Cara menghormati orang tua yang sudah meninggal dunia contoh perilaku mencerminkan perbuatan hormat kepada orang tua yang sudah meninggal dunia beserta dalil dalam al-Qur’an dan hadits lengkap teks tulisan arab latin terjemah bahasa Indonesia.

pontren.com – dalam buku PAI dan budi pekerti kelas 7 (tujuh) atau kelas 1 SMP MTs menuliskan pertanyaan yang berbunyi “ siapakah orang yang paling dekat dengan kamu sejak lahir?

cara menghormati orang tua yang sudah meninggal

Dalam buku ini menjawab orang yang paling dekat dengan kita sejak lahir adalah orang tua.

Siapakah orang tua?

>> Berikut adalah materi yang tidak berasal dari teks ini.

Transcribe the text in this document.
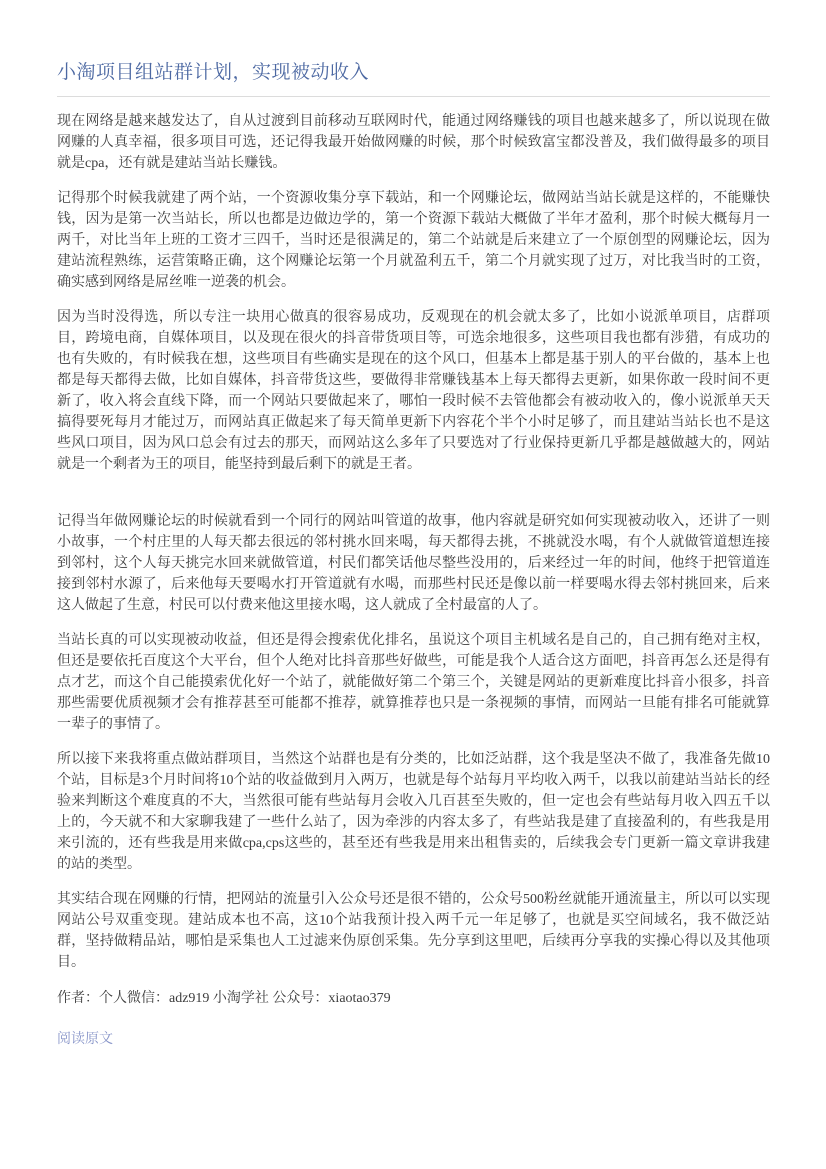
小淘项目组站群计划，实现被动收入

现在网络是越来越发达了，自从过渡到目前移动互联网时代，能通过网络赚钱的项目也越来越多了，所以说现在做网赚的人真幸福，很多项目可选，还记得我最开始做网赚的时候，那个时候致富宝都没普及，我们做得最多的项目就是cpa，还有就是建站当站长赚钱。

记得那个时候我就建了两个站，一个资源收集分享下载站，和一个网赚论坛，做网站当站长就是这样的，不能赚快钱，因为是第一次当站长，所以也都是边做边学的，第一个资源下载站大概做了半年才盈利，那个时候大概每月一两千，对比当年上班的工资才三四千，当时还是很满足的，第二个站就是后来建立了一个原创型的网赚论坛，因为建站流程熟练，运营策略正确，这个网赚论坛第一个月就盈利五千，第二个月就实现了过万，对比我当时的工资，确实感到网络是屌丝唯一逆袭的机会。

因为当时没得选，所以专注一块用心做真的很容易成功，反观现在的机会就太多了，比如小说派单项目，店群项目，跨境电商，自媒体项目，以及现在很火的抖音带货项目等，可选余地很多，这些项目我也都有涉猎，有成功的也有失败的，有时候我在想，这些项目有些确实是现在的这个风口，但基本上都是基于别人的平台做的，基本上也都是每天都得去做，比如自媒体，抖音带货这些，要做得非常赚钱基本上每天都得去更新，如果你敢一段时间不更新了，收入将会直线下降，而一个网站只要做起来了，哪怕一段时候不去管他都会有被动收入的，像小说派单天天搞得要死每月才能过万，而网站真正做起来了每天简单更新下内容花个半个小时足够了，而且建站当站长也不是这些风口项目，因为风口总会有过去的那天，而网站这么多年了只要选对了行业保持更新几乎都是越做越大的，网站就是一个剩者为王的项目，能坚持到最后剩下的就是王者。

记得当年做网赚论坛的时候就看到一个同行的网站叫管道的故事，他内容就是研究如何实现被动收入，还讲了一则小故事，一个村庄里的人每天都去很远的邻村挑水回来喝，每天都得去挑，不挑就没水喝，有个人就做管道想连接到邻村，这个人每天挑完水回来就做管道，村民们都笑话他尽整些没用的，后来经过一年的时间，他终于把管道连接到邻村水源了，后来他每天要喝水打开管道就有水喝，而那些村民还是像以前一样要喝水得去邻村挑回来，后来这人做起了生意，村民可以付费来他这里接水喝，这人就成了全村最富的人了。

当站长真的可以实现被动收益，但还是得会搜索优化排名，虽说这个项目主机域名是自己的，自己拥有绝对主权，但还是要依托百度这个大平台，但个人绝对比抖音那些好做些，可能是我个人适合这方面吧，抖音再怎么还是得有点才艺，而这个自己能摸索优化好一个站了，就能做好第二个第三个，关键是网站的更新难度比抖音小很多，抖音那些需要优质视频才会有推荐甚至可能都不推荐，就算推荐也只是一条视频的事情，而网站一旦能有排名可能就算一辈子的事情了。

所以接下来我将重点做站群项目，当然这个站群也是有分类的，比如泛站群，这个我是坚决不做了，我准备先做10个站，目标是3个月时间将10个站的收益做到月入两万，也就是每个站每月平均收入两千，以我以前建站当站长的经验来判断这个难度真的不大，当然很可能有些站每月会收入几百甚至失败的，但一定也会有些站每月收入四五千以上的，今天就不和大家聊我建了一些什么站了，因为牵涉的内容太多了，有些站我是建了直接盈利的，有些我是用来引流的，还有些我是用来做cpa,cps这些的，甚至还有些我是用来出租售卖的，后续我会专门更新一篇文章讲我建的站的类型。

其实结合现在网赚的行情，把网站的流量引入公众号还是很不错的，公众号500粉丝就能开通流量主，所以可以实现网站公号双重变现。建站成本也不高，这10个站我预计投入两千元一年足够了，也就是买空间域名，我不做泛站群，坚持做精品站，哪怕是采集也人工过滤来伪原创采集。先分享到这里吧，后续再分享我的实操心得以及其他项目。

作者：个人微信：adz919 小淘学社 公众号：xiaotao379

阅读原文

Maka jawabnya jawabannya yaitu orang tua adalah orang yang paling dekat dengan kita semenjak kita lahir, keduanya membawa kita ke dunia dengan izin Allah.

Jasa orang tua sangat besar sehingga tidak akan mampu bagi kita untuk menghitungnya.

Jasa orang tua dan kenapa kita harus menghormati keduanya antara lain adalah;

  • Ibu mengandung dengan keadaan susah payah, melahirkan dengan mempertaruhkan nyawa.
  • Ibu menyusui selama dua tahun dengan penuh kasih sayang tanpa mengenal waktu baik siang maupun malam guna memenuhi kebutuhan sang bayi (anaknya);
  • Orang tua (ayah dan ibu) memelihara kita sehingga bisa mandiri;
  • Ayah dan ibu (kedua orang tua kita) bekerja keras untuk memenuhi kebutuhan keluarga termasuk apa yang menjadi kebutuhan anak-anaknya).
  • Orang tua kita membekali dengan pendidikan untuk masa depan;
  • Ayah ibu kedua orang tua mengasihi dan menyayangi dengan penuh ikhlas tanpa minta balasan.

Itulah beberapa contoh jasa orang tua dan kenapa kita harus menghormati dan berperilaku baik kepada keduanya.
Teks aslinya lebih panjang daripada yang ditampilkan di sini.